Considérée comme une grille de lecture et de compréhension de la paupérisation d’une bonne frange de camerounais désœuvrée, frustrée, choquée et écrouée par une élite accroc aux détournements de la chose publique, amoureuse des belles formes, des véhicules de luxes, des châteaux, des voyages, des extrémités féminines et promesses, l’idéologie de l’irrecevabilité prône en fait, le « changement » sinon la rupture avec les manières politiques érigées en normes sociales.
Cette façon de voir, de concevoir et même de percevoir le monde s’oppose malheureusement à la vision monotone commune à plusieurs hauts cadres de l’Etat donc la mission voilée serait de maintenir le statu quo par tous les moyens.
Rien de surprenant lorsqu'on sait que dans la plupart des Etats qui appliquent le modèle du paternalisme, il est inadmissible de tolérer une quelconque insurrection car le chef de la grande famille Etat avec ses notables, a pour mission, de distribuer les ressources selon sa sagesse à tous ses enfants c’est-à-dire à ses collaborateurs et au peuple. Par conséquent, aucune insoumission n’est tolérée, quiconque osera s’opposer, sera banni de la grande famille et donc de la responsabilité du père qui attend de ses « enfants » des remerciements, de la soumission totale, des louanges et des courbettes. Le Chef de famille serait donc l’homme providentiel, un sage, une bibliothèque humaine, un visionnaire au milieu de serviteurs acquis à sa cause, lorgnant les merveilleux privilèges dus à son siège et développant des stratégies pour le renverser.
Doté du pouvoir légitime et légal d’action contenu dans les institutions, l’Etat qui a le monopole de la violence peut se permettre d’utiliser toutes ses cartouches en interdisant par exemple des manifestations soupçonnés antagonistes, en arrêtant des citoyens qui osent manifester une certaine illumination et même en menaçant de dissoudre des mouvements contradictoires à la philosophie du conformisme qui pourtant, reste une utopie en démocratie…

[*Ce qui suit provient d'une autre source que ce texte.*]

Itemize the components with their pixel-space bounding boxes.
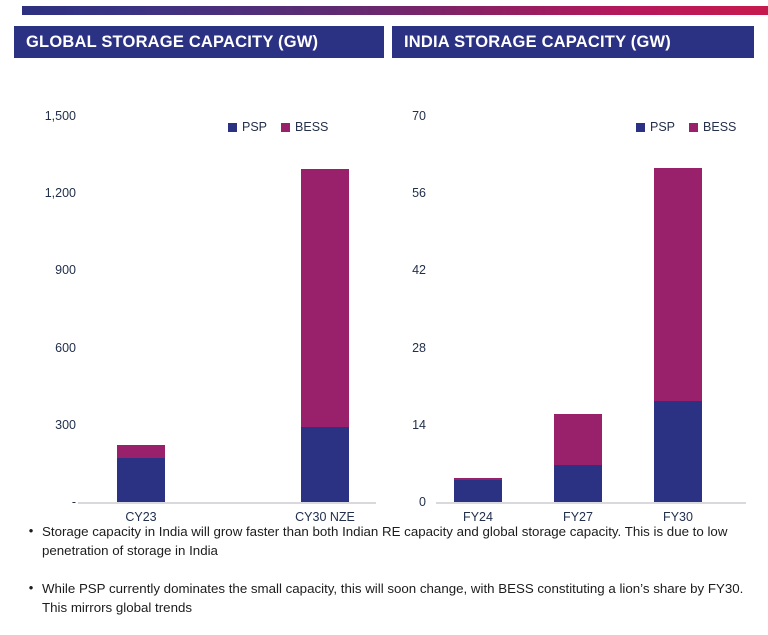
global-storage-panel: GLOBAL STORAGE CAPACITY (GW) PSP BESS 1,… <box>14 26 384 498</box>
insights-list: • Storage capacity in India will grow fa… <box>20 522 750 635</box>
bar-fy27[interactable] <box>554 414 602 502</box>
list-item: • Storage capacity in India will grow fa… <box>20 522 750 561</box>
list-item: • While PSP currently dominates the smal… <box>20 579 750 618</box>
bullet-dot-icon: • <box>20 522 42 561</box>
bar-cy30-nze[interactable] <box>301 169 349 502</box>
bullet-dot-icon: • <box>20 579 42 618</box>
india-storage-panel: INDIA STORAGE CAPACITY (GW) PSP BESS 70 … <box>392 26 754 498</box>
bar-cy30-nze-psp-segment <box>301 427 349 502</box>
brand-gradient-rule <box>22 6 768 15</box>
bar-fy30-bess-segment <box>654 168 702 401</box>
bar-fy24-psp-segment <box>454 480 502 502</box>
india-chart-plot: PSP BESS 70 56 42 28 14 0 <box>392 58 754 498</box>
bar-fy30[interactable] <box>654 168 702 502</box>
bar-fy27-psp-segment <box>554 465 602 502</box>
global-chart-plot: PSP BESS 1,500 1,200 900 600 300 - <box>14 58 384 498</box>
bar-fy24[interactable] <box>454 478 502 502</box>
bullet-text-1: Storage capacity in India will grow fast… <box>42 522 750 561</box>
bar-group-india <box>392 58 754 503</box>
bar-fy30-psp-segment <box>654 401 702 502</box>
bullet-text-2: While PSP currently dominates the small … <box>42 579 750 618</box>
bar-cy23[interactable] <box>117 445 165 502</box>
bar-cy30-nze-bess-segment <box>301 169 349 427</box>
bar-group-global <box>14 58 384 503</box>
panel-title-global: GLOBAL STORAGE CAPACITY (GW) <box>14 26 384 58</box>
bar-cy23-psp-segment <box>117 458 165 502</box>
bar-cy23-bess-segment <box>117 445 165 458</box>
panel-title-india: INDIA STORAGE CAPACITY (GW) <box>392 26 754 58</box>
bar-fy27-bess-segment <box>554 414 602 465</box>
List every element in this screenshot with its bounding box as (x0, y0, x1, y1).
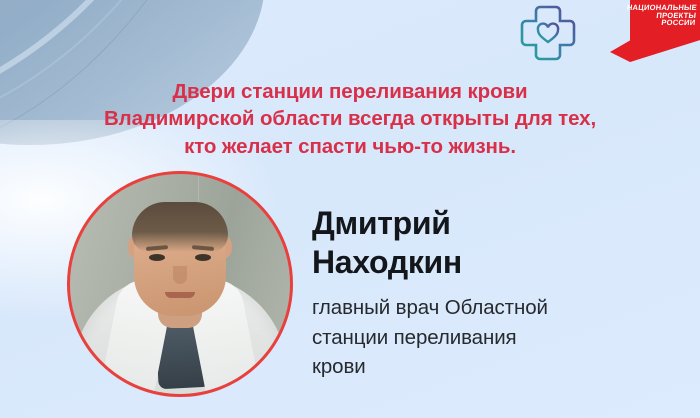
headline: Двери станции переливания крови Владимир… (0, 78, 700, 160)
person-role-line-2: станции переливания (312, 323, 692, 353)
headline-line-2: Владимирской области всегда открыты для … (0, 105, 700, 132)
headline-line-3: кто желает спасти чью-то жизнь. (0, 133, 700, 160)
national-projects-russia-logo: НАЦИОНАЛЬНЫЕ ПРОЕКТЫ РОССИИ (606, 0, 700, 62)
person-role-line-1: главный врач Областной (312, 293, 692, 323)
headline-line-1: Двери станции переливания крови (0, 78, 700, 105)
portrait-ring (67, 171, 293, 397)
person-role-line-3: крови (312, 352, 692, 382)
national-projects-text: НАЦИОНАЛЬНЫЕ ПРОЕКТЫ РОССИИ (625, 4, 698, 27)
np-line-3: РОССИИ (625, 19, 696, 27)
person-role: главный врач Областной станции переливан… (312, 293, 692, 382)
person-name-line-1: Дмитрий (312, 204, 462, 243)
medical-cross-heart-icon (519, 4, 577, 62)
portrait (67, 171, 293, 397)
person-name: Дмитрий Находкин (312, 204, 462, 282)
poster-canvas: НАЦИОНАЛЬНЫЕ ПРОЕКТЫ РОССИИ Двери станци… (0, 0, 700, 418)
person-name-line-2: Находкин (312, 243, 462, 282)
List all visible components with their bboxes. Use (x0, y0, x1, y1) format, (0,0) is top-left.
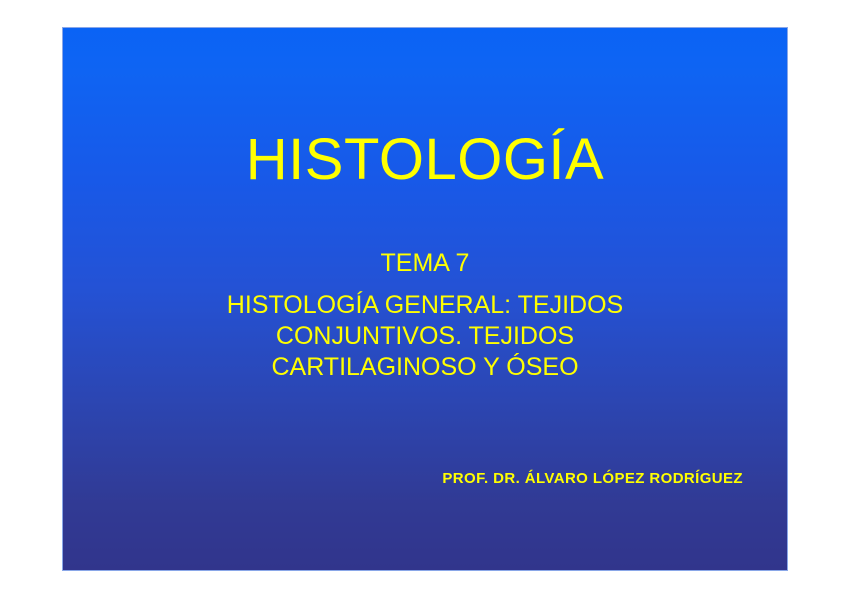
slide-content: HISTOLOGÍA TEMA 7 HISTOLOGÍA GENERAL: TE… (63, 28, 787, 570)
slide-title: HISTOLOGÍA (63, 130, 787, 191)
subtitle-line-3: CONJUNTIVOS. TEJIDOS (63, 321, 787, 352)
author-credit: PROF. DR. ÁLVARO LÓPEZ RODRÍGUEZ (442, 470, 743, 487)
subtitle-line-4: CARTILAGINOSO Y ÓSEO (63, 352, 787, 383)
subtitle-line-1: TEMA 7 (63, 248, 787, 279)
presentation-page: HISTOLOGÍA TEMA 7 HISTOLOGÍA GENERAL: TE… (0, 0, 848, 599)
title-slide: HISTOLOGÍA TEMA 7 HISTOLOGÍA GENERAL: TE… (63, 28, 787, 570)
slide-subtitle-block: TEMA 7 HISTOLOGÍA GENERAL: TEJIDOS CONJU… (63, 248, 787, 383)
subtitle-line-2: HISTOLOGÍA GENERAL: TEJIDOS (63, 290, 787, 321)
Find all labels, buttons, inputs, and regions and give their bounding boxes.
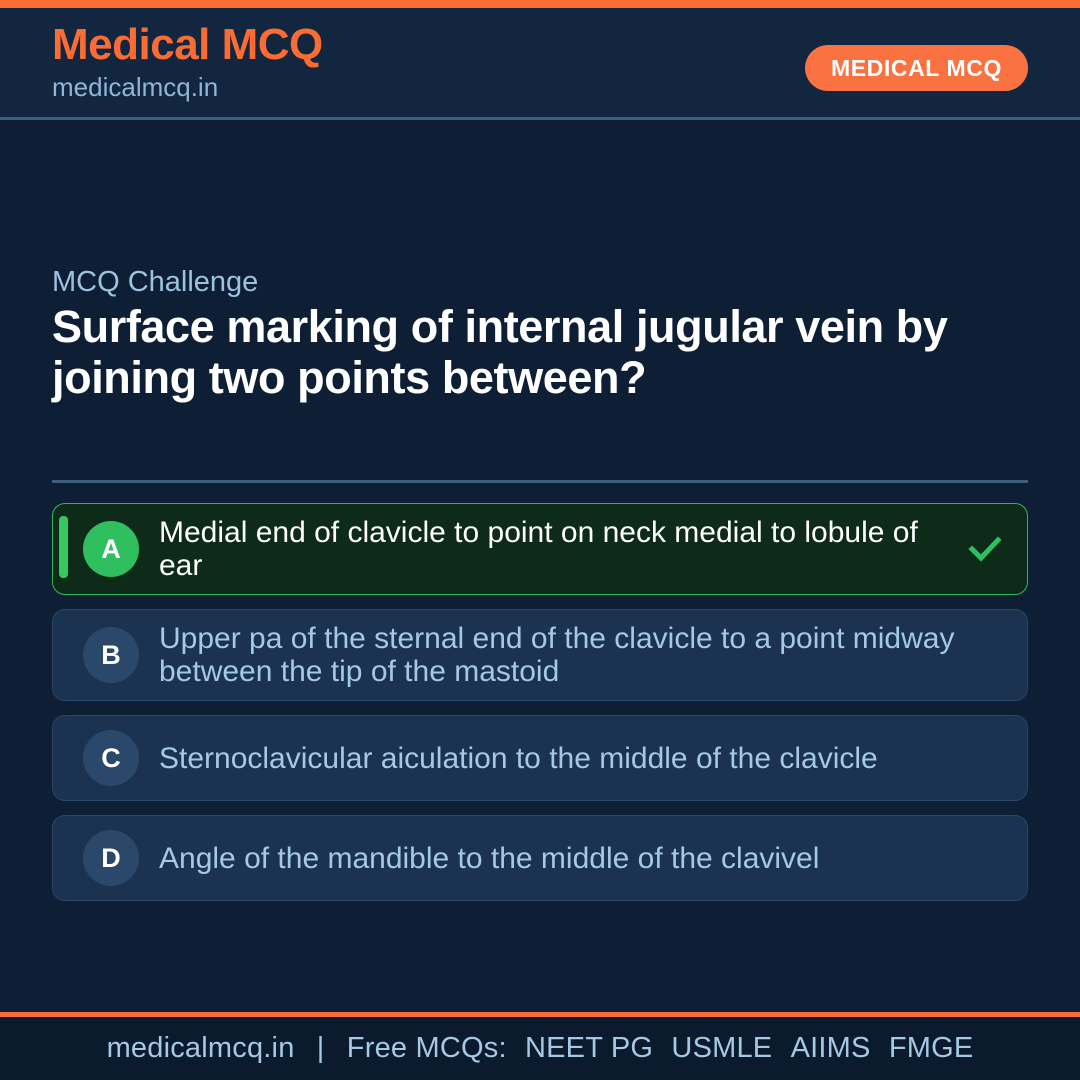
question-text: Surface marking of internal jugular vein… (52, 302, 1032, 404)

L’usage d’une telle violence par l’Etat se positionne dans l’échiquier des interactions politiques comme étant une réaction à une provocation. Dès-lors, la violence d’Etat se justifierait par le fait que « la provocation entraîne la répression ». En revanche, la violence contestataire, protestataire ou subversive apparaît comme une volonté manifeste à marquer une opposition à un ordre sociopolitique jugé illégitime ou oppressif. Les individus qui choisissent donc d’exercer une telle violence, se donnent pour raison, le devoir de lutter contre l’asservissement : « c’est la répression qui justifie l’insurrection ».
Si l’opposition continue à se radicaliser et si le ton de l’Etat atteint une fermeté inébranlable alors notre beau pays risque fort bien de traverser une période sérieusement trouble entretenue par un peuple assoiffé de liberté fondement de toute existence.